Let’s be clear, a number of New Jersey bank officials and association heads said: The recent overhaul of financial industry regulations that sped through Congress and was signed into law by President Donald Trump on May 24 was not a repeal of the Dodd-Frank Act, the set of rules introduced following the financial crisis a decade ago.
The changes were, however, the best thing to happen to community banks and credit unions in some time.
So said John McWeeney, CEO and president of NJBankers, among others.
“This is not actually a gutting of Dodd-Frank,” he said. “A lot of those regulations remain in place. It makes some changes on the margins to rules and regulations that weren’t stimulating economic activity. It wouldn’t have been supported on a bipartisan basis otherwise.”
“What it is, is good, common-sense legislation. It’s recognition that community banks were not involved in what led to financial crisis, and that some of the rules and regulations that have reached a little too far need to be right-sized.”
That has been a consistent argument from community banks, and credit unions have held the same view on their role in triggering the Great Recession.
David Frankil, CEO and president of the New Jersey Credit Union League, said that’s what makes this legislation so significant.
“One of the challenges we’ve always had, which was amplified by Dodd-Frank, is that credit unions get lumped into the same category as Wells Fargo or Bank of America when it comes to regulations,” Frankil said. “We didn’t cause the crisis; we’re the good guys. It was kind of like adding insult to injury to be treated as though we were the problem.”
The new law apparently doesn’t do any favors for big financial institutions. But the banks that hold the largest amounts of assets in the country also have the resources to invest in teams of compliance professionals in recent years, Frankil said.
“But, at a small credit union, it’s very common today to have a CEO just overwhelmed with everything he or she needs to do to keep up with compliance,” Frankil added. “So, from that perspective, anything that reduces the regulatory burden is music to their ears.”
Feeling the heat of post-crisis regulation, smaller institutions increasingly have sought to merge with larger institutions. That led to an unprecedented industry consolidation of the banking market in New Jersey and elsewhere, which industry leaders say does more harm than good toward the goal of averting a future crisis.
Whether that trend will cool off under the new regulatory framework remains to be seen.

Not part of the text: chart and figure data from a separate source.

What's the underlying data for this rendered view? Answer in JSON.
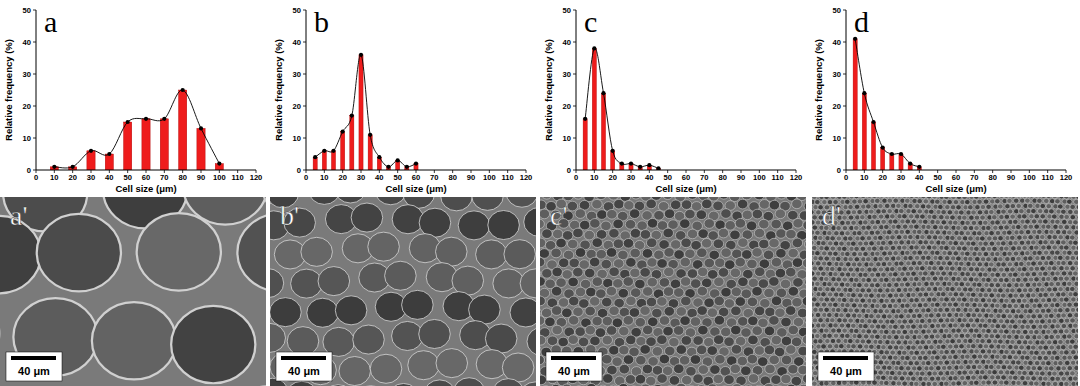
{
  "chart_data": [
    {
      "type": "bar",
      "title": "a",
      "x_label": "Cell size (μm)",
      "y_label": "Relative frequency (%)",
      "x": [
        10,
        20,
        30,
        40,
        50,
        60,
        70,
        80,
        90,
        100
      ],
      "values": [
        1,
        1,
        6,
        5,
        15,
        16,
        16,
        25,
        13,
        2
      ],
      "color": "#ee1c1c",
      "marker": "circle",
      "line_style": "solid",
      "grid": false,
      "xlim": [
        0,
        120
      ],
      "xticks": [
        0,
        10,
        20,
        30,
        40,
        50,
        60,
        70,
        80,
        90,
        100,
        110,
        120
      ],
      "ylim": [
        0,
        50
      ],
      "yticks": [
        0,
        10,
        20,
        30,
        40,
        50
      ]
    },
    {
      "type": "bar",
      "title": "b",
      "x_label": "Cell size (μm)",
      "y_label": "Relative frequency (%)",
      "x": [
        5,
        10,
        15,
        20,
        25,
        30,
        35,
        40,
        45,
        50,
        55,
        60
      ],
      "values": [
        4,
        6,
        6,
        12,
        17,
        36,
        11,
        4,
        1,
        3,
        1,
        2
      ],
      "color": "#ee1c1c",
      "marker": "circle",
      "line_style": "solid",
      "grid": false,
      "xlim": [
        0,
        120
      ],
      "xticks": [
        0,
        10,
        20,
        30,
        40,
        50,
        60,
        70,
        80,
        90,
        100,
        110,
        120
      ],
      "ylim": [
        0,
        50
      ],
      "yticks": [
        0,
        10,
        20,
        30,
        40,
        50
      ]
    },
    {
      "type": "bar",
      "title": "c",
      "x_label": "Cell size (μm)",
      "y_label": "Relative frequency (%)",
      "x": [
        5,
        10,
        15,
        20,
        25,
        30,
        35,
        40,
        45
      ],
      "values": [
        16,
        38,
        24,
        6,
        2,
        2,
        1,
        1.5,
        0.5
      ],
      "color": "#ee1c1c",
      "marker": "circle",
      "line_style": "solid",
      "grid": false,
      "xlim": [
        0,
        120
      ],
      "xticks": [
        0,
        10,
        20,
        30,
        40,
        50,
        60,
        70,
        80,
        90,
        100,
        110,
        120
      ],
      "ylim": [
        0,
        50
      ],
      "yticks": [
        0,
        10,
        20,
        30,
        40,
        50
      ]
    },
    {
      "type": "bar",
      "title": "d",
      "x_label": "Cell size (μm)",
      "y_label": "Relative frequency (%)",
      "x": [
        5,
        10,
        15,
        20,
        25,
        30,
        35,
        40
      ],
      "values": [
        41,
        24,
        15,
        7,
        5,
        5,
        2,
        1
      ],
      "color": "#ee1c1c",
      "marker": "circle",
      "line_style": "solid",
      "grid": false,
      "xlim": [
        0,
        120
      ],
      "xticks": [
        0,
        10,
        20,
        30,
        40,
        50,
        60,
        70,
        80,
        90,
        100,
        110,
        120
      ],
      "ylim": [
        0,
        50
      ],
      "yticks": [
        0,
        10,
        20,
        30,
        40,
        50
      ]
    }
  ],
  "images": [
    {
      "label": "a'",
      "scale_bar": "40 μm"
    },
    {
      "label": "b'",
      "scale_bar": "40 μm"
    },
    {
      "label": "c'",
      "scale_bar": "40 μm"
    },
    {
      "label": "d'",
      "scale_bar": "40 μm"
    }
  ]
}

“This will definitely reduce compliance costs,” McWeeney said. “So, it could stabilize. However, the industry’s consolidation driven is by a number of factors, sometimes just by simple economics or the lack of a clear succession plan, like any other businesses.”

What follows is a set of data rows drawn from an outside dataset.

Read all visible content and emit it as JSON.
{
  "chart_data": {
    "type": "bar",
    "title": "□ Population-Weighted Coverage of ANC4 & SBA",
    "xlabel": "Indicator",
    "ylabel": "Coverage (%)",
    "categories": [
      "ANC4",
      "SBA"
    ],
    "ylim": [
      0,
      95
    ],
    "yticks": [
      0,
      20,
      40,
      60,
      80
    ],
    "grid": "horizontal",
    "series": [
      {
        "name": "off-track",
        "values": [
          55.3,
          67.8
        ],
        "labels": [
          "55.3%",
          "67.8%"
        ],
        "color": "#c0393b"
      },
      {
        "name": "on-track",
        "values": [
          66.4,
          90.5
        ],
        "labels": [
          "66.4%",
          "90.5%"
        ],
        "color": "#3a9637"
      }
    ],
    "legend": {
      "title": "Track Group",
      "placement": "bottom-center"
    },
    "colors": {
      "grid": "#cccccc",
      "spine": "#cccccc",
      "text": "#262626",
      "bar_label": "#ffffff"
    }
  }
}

Ultimately, proponents of the rule change want to see the potential for increased lending and some benefit for local economies. Years of lobbying went into trying to get policymakers on the same page.
“This bill was a product of a long advocating effort, even if things seemed to move quickly at the end,” Frankil said. “This was a huge undertaking, especially because, in financial services, we have so many different interests with some stake in the outcome on all sides of an issue.”
Because of that, parts of the law just deal with credit unions. As an example, credit unions were freed up to do certain multifamily housing unit lending and not have it count toward its limited business loans — giving these institutions parity with how banks treat those loans. There’s an overall loosening of rules on mortgage lending for banks, as well, in the measure.
Among the many other provisions, community banks with less than $10 billion in assets will no longer have to comply with Dodd-Frank’s Volcker Rule. That barred institutions of a certain size from making speculative investments.
Paul Van Ostenbridge, CEO and president of Atlantic Stewardship Bank, said one of the biggest changes that comes to bear on his local bank is the relaxing of the costly reporting process and examination cycle smaller institutions have been subjected to.
There are many aspects of the legislation that don’t touch his Midland Park-based bank, such as the easing of federal oversight on banks between $50 billion and $250 billion in assets — as what it meant to be a so-called “too big to fail” institution was redefined.
“I see tremendous benefits for us, even if some of the changes don’t even impact us,” he said. “As far as we’re concerned, this is a brand new day in the banking world.”
From where he sits, the bill’s passing was the best news he’s gotten in a decade.
“I will tell you that this is the first time there’s been any regulation in the past 10 or more years that is pro-community banking,” he said. “So, we’re very excited and encouraged at the same time.”